What not to do. According to me. From my vast experience.

I have a lot of wisdom to share.  Much of it trivial.  Here's what I've learned NOT to do in the last 7 days.

Don't try to spend an afternoon at Melbourne Cup on the champs, skip breakfast the next morning, drink a large coffee and then do lots of head down poses in your yoga class.

Don't put 7 red touch rugby shirts into the wash with the white tablecloth.

Don't pretend your back doesn't hurt when it does, because after a week of acting like nothing's wrong, it will just hurt more and you will be bent in a nasty S shape surviving on Nurofen Plus.

Currently keeping me mobile.
Don't ever, ever think you will do a grocery shop and successfully purchase everything your family needs for a 7 day period.  You will be doing an emergency run to the IGA within 24 hours.  I'm thinking of requesting a designated car park outside the IGA I'm there so often.

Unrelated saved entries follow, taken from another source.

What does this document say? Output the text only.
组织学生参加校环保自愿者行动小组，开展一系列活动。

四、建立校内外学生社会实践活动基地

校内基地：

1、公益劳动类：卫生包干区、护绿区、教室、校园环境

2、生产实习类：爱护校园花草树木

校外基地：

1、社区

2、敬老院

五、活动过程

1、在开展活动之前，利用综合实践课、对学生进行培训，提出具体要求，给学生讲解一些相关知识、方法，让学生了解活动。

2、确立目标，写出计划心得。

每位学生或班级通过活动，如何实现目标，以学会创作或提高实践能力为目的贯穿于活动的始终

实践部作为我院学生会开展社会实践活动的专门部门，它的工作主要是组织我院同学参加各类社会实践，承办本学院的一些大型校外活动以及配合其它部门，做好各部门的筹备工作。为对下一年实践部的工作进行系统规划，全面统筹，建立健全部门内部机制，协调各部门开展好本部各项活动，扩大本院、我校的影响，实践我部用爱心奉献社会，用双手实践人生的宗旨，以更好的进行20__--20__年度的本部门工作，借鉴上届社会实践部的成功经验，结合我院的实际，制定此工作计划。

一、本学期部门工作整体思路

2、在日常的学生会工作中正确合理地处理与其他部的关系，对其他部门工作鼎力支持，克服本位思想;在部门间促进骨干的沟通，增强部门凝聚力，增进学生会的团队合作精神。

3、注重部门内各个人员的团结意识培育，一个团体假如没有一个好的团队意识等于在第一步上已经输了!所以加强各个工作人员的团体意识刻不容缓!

Don't accept cake baked by your lovely neighbour thinking you'll just give it to the kids for afternoon tea.  You will end up hiding it at the back of the fridge and giving it to yourself for afternoon tea.

Innocuous foil wrapped parcel.
Conceals delicious lemon tea cake.  No way I'm sharing. 
Don't think that the perfectly good sequinned leotard and skirt worn at the dance concert will cut it for the school disco with a 'sparkly' theme.  Prepare to be hit up for trips to the shops so the ideal costume can be sourced.   Don't worry, I'm holding firm on this one.

It swirls, it sparkles.  It's not enough. 
Don't think you know anything about driving into town at peak hour just because you drive that way occasionally on the weekend.  Even leaving your own suburb between the hours of 7 and 9 can become a 40 minute mission.

Don't think when the Wilson Parking sign in North Sydney says "starting from $3" that you'll actually pay anything close to that amount for parking.  That is a joke for new players.

Right, that's it.  Don't say I didn't warn you.